The only major grouse I have with 8½ Intercuts is that, as with most contemporary Malayalam cinema, it is male-dominated. This is all the more noticeable considering George's reputation for feminist films. Of the 37 interviewees (apart from George and Selma) that I counted in 8½ Intercuts"producers, directors, cinematographers, writers, actors, journalists "there are precisely five women: actors Jalaja and Menaka, editor Bina Paul, director Anjali Menon and actor-director Geethu Mohandas.
The first woman to speak, Selma, comes half an hour into the documentary. I wrote to the director asking why Suhasini Maniratnam (who was incredible in George's 1983 classic Adaminte Variyellu) is missing from the line-up. He replied that he reached out to her repeatedly, but did not hear back from her. Fair enough, but there is an ocean of well-spoken women in Malayalam culture and journalism. Representation is not only about accommodating those among the marginalised who become available but also about persistently seeking out options.
This lacuna is disheartening because 8½ Intercuts is an achievement on so many other fronts. Lijin's storytelling is brilliant, especially in the sequencing of George's films in the narrative and in the choice of scenes from Fellini's 8½ and La Dolce Vita that are woven in. Bijibal's quirky, sparingly used music and B. Ajithkumar's polished editing give the film a racy air despite the nearly 2 hours length.

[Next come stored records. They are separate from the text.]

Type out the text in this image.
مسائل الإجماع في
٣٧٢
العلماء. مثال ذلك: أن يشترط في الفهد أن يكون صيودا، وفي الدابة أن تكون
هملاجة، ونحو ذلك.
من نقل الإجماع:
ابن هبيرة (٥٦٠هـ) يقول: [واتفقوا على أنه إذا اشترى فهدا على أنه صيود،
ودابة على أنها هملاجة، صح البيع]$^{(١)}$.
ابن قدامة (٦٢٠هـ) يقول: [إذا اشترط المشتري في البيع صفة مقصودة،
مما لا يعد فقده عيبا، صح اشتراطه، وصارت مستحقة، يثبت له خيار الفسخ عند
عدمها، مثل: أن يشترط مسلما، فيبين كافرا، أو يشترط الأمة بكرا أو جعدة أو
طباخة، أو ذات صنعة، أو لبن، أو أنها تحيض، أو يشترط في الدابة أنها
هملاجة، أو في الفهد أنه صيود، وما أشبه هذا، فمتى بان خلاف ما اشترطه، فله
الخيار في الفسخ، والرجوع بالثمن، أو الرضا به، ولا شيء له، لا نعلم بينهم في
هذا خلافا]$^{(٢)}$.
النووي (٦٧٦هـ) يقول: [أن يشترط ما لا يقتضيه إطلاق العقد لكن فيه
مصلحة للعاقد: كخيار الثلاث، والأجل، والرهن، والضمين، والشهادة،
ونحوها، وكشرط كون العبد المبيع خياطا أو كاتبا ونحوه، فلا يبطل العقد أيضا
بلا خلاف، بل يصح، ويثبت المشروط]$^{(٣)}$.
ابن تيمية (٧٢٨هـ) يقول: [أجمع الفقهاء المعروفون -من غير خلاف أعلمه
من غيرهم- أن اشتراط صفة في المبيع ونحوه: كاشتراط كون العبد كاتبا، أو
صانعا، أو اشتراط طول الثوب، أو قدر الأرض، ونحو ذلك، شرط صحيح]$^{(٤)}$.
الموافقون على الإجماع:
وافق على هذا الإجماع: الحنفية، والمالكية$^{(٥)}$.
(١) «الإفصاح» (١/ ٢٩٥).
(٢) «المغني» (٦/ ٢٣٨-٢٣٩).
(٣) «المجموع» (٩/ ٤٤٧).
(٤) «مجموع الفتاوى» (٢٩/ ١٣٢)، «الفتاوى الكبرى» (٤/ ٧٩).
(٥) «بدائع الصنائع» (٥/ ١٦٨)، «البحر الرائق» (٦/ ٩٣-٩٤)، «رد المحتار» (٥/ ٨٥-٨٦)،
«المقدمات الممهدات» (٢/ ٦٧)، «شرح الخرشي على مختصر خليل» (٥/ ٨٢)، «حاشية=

That Lijin drew such unfiltered observations from both George and Selma is amazing. As amazing is the manner in which he doesn't cheapen their candour and reduce his film to sensationalist tabloid fare. There is nothing gossipy about 8½ Intercuts. By intertwining the personal smoothly with the professional, by giving equal importance to Selma's take on George as a person and to the extensive analysis of George's works, Lijin delivers a 360-degree view of one of the greatest Indian filmmakers of all time (and, might I add, one of the greatest Indian filmmakers to have not received the Dadasaheb Phalke Award ¦ yet).
8½ Intercuts is an astonishingly frank KG George biopic rich with insights into the man and his films.
Footnote: This is a complete list of the interviewees in 8½ Intercuts: K.G. George, Selma George, Adoor Gopalakrishnan, Anjali Menon, Balu Mahendra, Bina Paul, B. Unnikrishnan, Chelavoor Venu, C.S. Venkiteswaran, C.V. Balakrishnan, Fahadh Faasil, Gandhimathi Balan, Geethu Mohandas, Henry, Innocent, Jalaja, John Paul, K.B. Ganeshkumar, Lenin Rajendran, Lijo Jose Pellissery, Mammootty, Menaka, M.G. Radhakrishnan, M.T. Vasudevan Nair, Muhammed Bapu, Nedumudi Venu, O.N.V. Kurup, P.K. Nair, Priyanandanan, Psycho Muhammed, Ramachandrababu, Renjith, Sethu, Shaji N. Karun, S. Sankaran Kutty, T.V. Chandran, V.C. Harris, Venu, Zachariah.